Amerika’da polis şiddeti karşıtı gösteriler sırasında zor anlar yaşayan basın mensupları, zaman zaman hem polisin hem de göstericilerin hedefi haline geliyor.
Geçtiğimiz hafta Cuma akşamı Minneapolis'te canlı yayın yapan CNN televizyonu muhabiri Omar Jimenez, ekibiyle birlikte yayın sırasında polis tarafından gözaltına alınmıştı.
Cumartesi günü de Kentucky eyaletinde yerel haber kanalı WAVE News'ün muhabiri Kaitlin Rust, bir anda “Vuruluyorum, vuruluyorum” diye bağırmaya başladı. Kameralar muhabire döndüğünde Rust'ın polisin biber gazı fişeklerinin hedefi olduğu görüldü.
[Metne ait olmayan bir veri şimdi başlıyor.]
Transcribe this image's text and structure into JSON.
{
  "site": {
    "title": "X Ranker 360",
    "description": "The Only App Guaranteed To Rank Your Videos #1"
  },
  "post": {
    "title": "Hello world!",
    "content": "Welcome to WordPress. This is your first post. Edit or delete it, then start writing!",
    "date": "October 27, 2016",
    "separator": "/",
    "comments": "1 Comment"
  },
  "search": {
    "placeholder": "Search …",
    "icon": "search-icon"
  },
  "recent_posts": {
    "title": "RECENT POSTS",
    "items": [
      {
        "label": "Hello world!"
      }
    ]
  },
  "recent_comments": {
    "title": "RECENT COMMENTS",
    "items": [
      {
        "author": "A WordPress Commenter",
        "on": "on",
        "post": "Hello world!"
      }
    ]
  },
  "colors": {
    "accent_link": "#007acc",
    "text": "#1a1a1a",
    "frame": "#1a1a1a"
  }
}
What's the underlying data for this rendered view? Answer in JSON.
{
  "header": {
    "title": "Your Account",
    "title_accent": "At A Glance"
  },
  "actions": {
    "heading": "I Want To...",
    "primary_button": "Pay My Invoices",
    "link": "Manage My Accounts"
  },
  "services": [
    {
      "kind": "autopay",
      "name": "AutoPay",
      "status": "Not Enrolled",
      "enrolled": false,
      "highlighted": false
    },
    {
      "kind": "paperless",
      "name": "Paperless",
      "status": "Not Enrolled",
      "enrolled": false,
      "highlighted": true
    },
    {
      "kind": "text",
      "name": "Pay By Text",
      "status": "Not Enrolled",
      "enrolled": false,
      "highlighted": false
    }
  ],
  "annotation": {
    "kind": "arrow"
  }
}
Cuma gününden itibaren üç gün boyunca süren gösteriler sırasında basın mensupları, 20’den fazla şiddet olayının hedefi oldu. Bu olaylar arasında Minneapolis’teki Reuters Haber Ajansı muhabiri Julio-Cesar Chavez ve güvenlik sorumlusu Rodney Seward’ın polisle göstericiler arasında sıkışıp kalması ve polisin attığı plastik mermilerle yaralanması da var.
Uzmanlar, Amerika’da Los Angeles’tan New York’a kadar son yıllarda protestolar ve siyasi mitinglerde basın mensuplarına karşı saldırıların arttığına dikkat çekiyor.
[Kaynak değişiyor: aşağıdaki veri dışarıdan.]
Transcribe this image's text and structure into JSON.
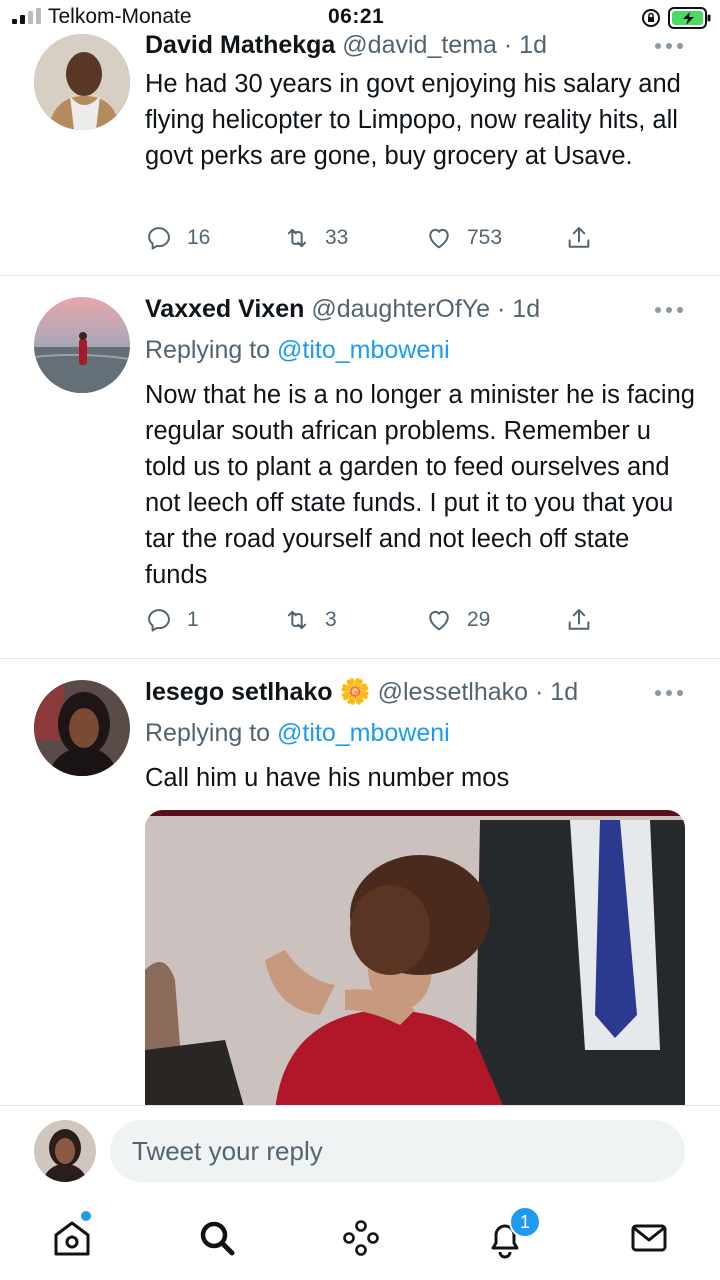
{
  "status_bar": {
    "carrier": "Telkom-Monate",
    "time": "06:21"
  },
  "tweets": [
    {
      "name": "David Mathekga",
      "handle": "@david_tema",
      "time": "· 1d",
      "replying_to": "",
      "text": "He had 30 years in govt enjoying his salary and flying helicopter to Limpopo, now reality hits, all govt perks are gone, buy grocery at Usave.",
      "replies": "16",
      "retweets": "33",
      "likes": "753"
    },
    {
      "name": "Vaxxed Vixen",
      "handle": "@daughterOfYe",
      "time": "· 1d",
      "replying_prefix": "Replying to",
      "replying_to": "@tito_mboweni",
      "text": "Now that he is a no longer a minister he is facing regular south african problems. Remember u told us to plant a garden to feed ourselves and not leech off state funds. I put it to you that you tar the road yourself and not leech off state funds",
      "replies": "1",
      "retweets": "3",
      "likes": "29"
    },
    {
      "name": "lesego setlhako",
      "emoji": "🌼",
      "handle": "@lessetlhako",
      "time": "· 1d",
      "replying_prefix": "Replying to",
      "replying_to": "@tito_mboweni",
      "text": "Call him u have his number mos"
    }
  ],
  "reply_bar": {
    "placeholder": "Tweet your reply"
  },
  "tab_bar": {
    "notifications_count": "1",
    "items": [
      "home-icon",
      "search-icon",
      "spaces-icon",
      "notifications-icon",
      "messages-icon"
    ]
  },
  "colors": {
    "accent": "#1d9bf0",
    "text": "#0f1419",
    "secondary": "#536471",
    "divider": "#e1e6ea"
  }
}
Basın Özgürlüğü Muhabirleri Komitesi yöneticisi Bruce Brown, 1968 yılında Chicago'daki Demokrat Parti toplantısında gazetecilere saldırılmasından bu yana Amerika'da medya mensuplarının en sert saldırılarla karşı karşıya kaldığını belirtti.
Brown, “Ülke genelinde devam eden protestolarda iki gecedir çok sayıda gazetecinin güvenlik güçlerinin hedefi olması hem suçtur hem de Anayasa’nın basın özgürlüğü maddesinin açık ihlalidir” dedi.
Başkan Trump'ın medyaya yönelik tavrı eleştiri konusu
Son dönemde gazetecilere yönelik saldırıların arkasında Başkan Donald Trump’ın medyaya yönelik sert tavrının etkisi olduğuna dikkat çekiliyor.
Cuma akşamı Beyaz Saray yakınında düzenlenen gösterilerde Başkan Trump’a yakınlığıyla bilinen ve Başkan’ın sık sık referans gösterdiği FOX News haber kanalının ekibi, protestocuların saldırısıyla karşı karşıya kaldı. Kanalın deneyimli savaş muhabiri Leland Vittert, Cuma gecesi yaşadığı olayın, Mısır’daki protestolar sırasında Tahrir Meydanı'nda karşılaştığı saldırıdan bu yana gördüğü en korku verici olay olduğunu söyledi.
Vittert, Ortadoğu’da haber yapmalarının memnuniyetle karşılandığı günlerden gazetecilerin hedef olduğu bir döneme geçilmesinin ve şimdi bunun Amerika’da yaşandığını görmenin ''korkunç'' olduğu değerlendirmesini yaptı.
Gazetecileri Koruma Komitesi’nden Courtney Radsch da bu konuda Başkan Trump’ı sorumlu tuttuğunu dile getirdi. Radsch, “Başkan Trump’ın medyayı kötülemeye yönelik bir kampanyası var” dedi.
ABD Başkanı Donald Trump, Pazar günü de Twitter hesabından paylaştığı mesajında medyayı sert biçimde eleştirdi. Trump, mesajında, “Eski kafalı medya elindeki güçle nefret ve anarşiyi körüklemek için herşeyi yapıyor. Herkes onların neler yaptıklarını anladıklarında, hastalıklı bir gündeme sahip kötü insanlar ve yalan haberler yaptıklarını anladığında daha kolay biçimde en büyük olmak için çalışabiliriz” ifadelerini kullandı.
Basın Özgürlüğü Muhabirleri Komitesi yöneticisi Bruce Brown, Başkan Trump’ın basını hedef almaktan vazgeçmesi halinde bunun basına karşı şiddet olaylarını durdurmak konusunda ciddi oranda etkisi olacağını belirtti.
Amerika’da son olarak hem CNN hem de FOX televizyon kanalları medya mensuplarına yönelik olarak yapılan saldırıları kınadıklarını açıkladı.
Reuters Haber Ajansı basın sözcüsü de basın mensuplarının plastik mermilerin hedefi haline gelmesinin kabul edilemez olduğunu dile getirdi.